Vielen Dank, Herr Präsident. - Sehr geehrte Kollegin Sziborra-Seidlitz, ich halte Ihre Ausführungen, dass sich die FDP auf Bundesebene querstellt, mindestens für gewagt,

(Eva von Angern, DIE LINKE, lacht)

ist es doch so, dass die 12 Milliarden €,

(Guido Kosmehl, FDP: Zuhören!)

die zusätzlich gefordert wurden, nicht im Koalitionsvertrag stehen

(Guido Kosmehl, FDP: Ja! - Eva von Angern, DIE LINKE: Die 100 Milliarden € für die Bundeswehr standen auch nicht darin!)

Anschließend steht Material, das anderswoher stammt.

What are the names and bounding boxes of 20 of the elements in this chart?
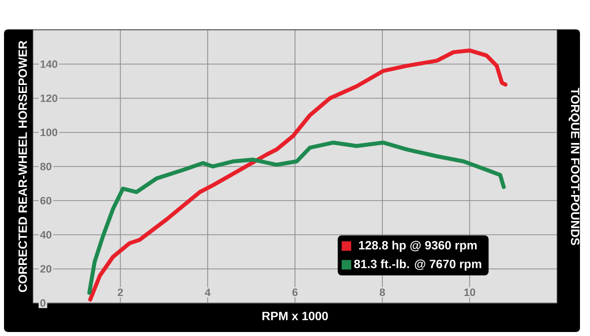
y-tick-label: 140	[40, 60, 58, 68]
x-tick-label: 6	[292, 288, 298, 296]
y-tick-label: 0	[40, 299, 46, 307]
y-tick-label: 80	[40, 162, 52, 170]
legend-label: 81.3 ft.-lb. @ 7670 rpm	[354, 259, 482, 271]
y-tick-label: 20	[40, 265, 52, 273]
x-tick-label: 4	[204, 288, 211, 296]
y-tick-label: 120	[40, 94, 58, 102]
y2-axis-title: TORQUE IN FOOT-POUNDS	[568, 88, 580, 246]
x-axis-title: RPM x 1000	[262, 312, 328, 320]
y-tick-label: 40	[40, 230, 52, 239]
y-tick-label: 60	[40, 196, 52, 204]
x-tick-label: 10	[464, 288, 476, 296]
x-tick-label: 2	[118, 288, 123, 296]
legend-label: 128.8 hp @ 9360 rpm	[359, 240, 477, 252]
x-tick-label: 8	[380, 288, 385, 296]
y-tick-label: 100	[40, 128, 58, 136]
line-series	[88, 48, 508, 302]
y-axis-title: CORRECTED REAR-WHEEL HORSEPOWER	[18, 40, 27, 292]
line-series	[87, 140, 506, 295]
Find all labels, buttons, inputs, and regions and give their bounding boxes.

und die grüne Familienministerin zu dem Zeitpunkt, als diese Debatte aufkam, weder irgendein Konzept für die Kindergrundsicherung vorgelegt noch hinterlegt hatte,

(Beifall bei der FDP)

wofür die 12 Milliarden € ausgegeben werden sollen.

Die FDP hat sich immer offen gezeigt auch für Debatten, was am Ende die Mittel angeht. Aber zuerst sollten wir doch über die Konzeption reden und über die Ziele, welche die Kindergrundsicherung inhaltlich haben soll, bevor wir über eine Erhöhung reden, die nicht hinterlegt ist.

Ein letzter Punkt: Wir werden Kinderarmut nachhaltig nur mit einer guten Bildung bekämpfen können. Die Kinder müssen nachhaltig aus der Armut geholt werden. Wir bekommen das nicht nur hin, indem wir mehr Geld in die Kindergrundsicherung geben. - Vielen Dank.

(Beifall bei der FDP)


Vizepräsident Wulf Gallert:

Sie können antworten.


Susan Sziborra-Seidlitz (GRÜNE):

Vielen Dank. - Herr Pott, zu Ihrem Punkt 1. Wenn im Ampelkoalitionsvertrag grundsätzlich vereinbart worden ist, dass die Kindergrundsicherung armutsfest sein soll und dass sie Kinder vor Kinderarmut schützen soll, dann ist es möglicherweise ein für Teile der Koalition schwieriger Vorgang, wenn die Familienministerin sagt, dass wir dafür auch mehr Geld brauchen, ohne das konkret und vollständig zu hinterlegen.

(Konstantin Pott, FDP: Wie kommt sie denn dann auf den Betrag?)

Aber dann ist es mindestens genauso schwierig, wenn der Finanzminister auch sofort, ohne es inhaltlich zu begründen, Nein sagt. - Das ist Punkt 1.

(Guido Kosmehl, FDP: Weil Sie die Inhalte nicht vorgelegt haben! - Zuruf von Konstantin Pott, FDP)

Zu Ihrem zweiten Punkt, Herr Pott. Sie haben mir wahrscheinlich schon zugehört; Sie neigen ja dazu, anders als andere Kollegen hier. Selbstverständlich ist Bildung der Schlüssel. Aber zur Bildung gehören eben auch Buntstifte, Bilderbücher, Kindertheater und Ausflüge. Das ist mit weniger als einem Euro pro Monat nicht zu machen.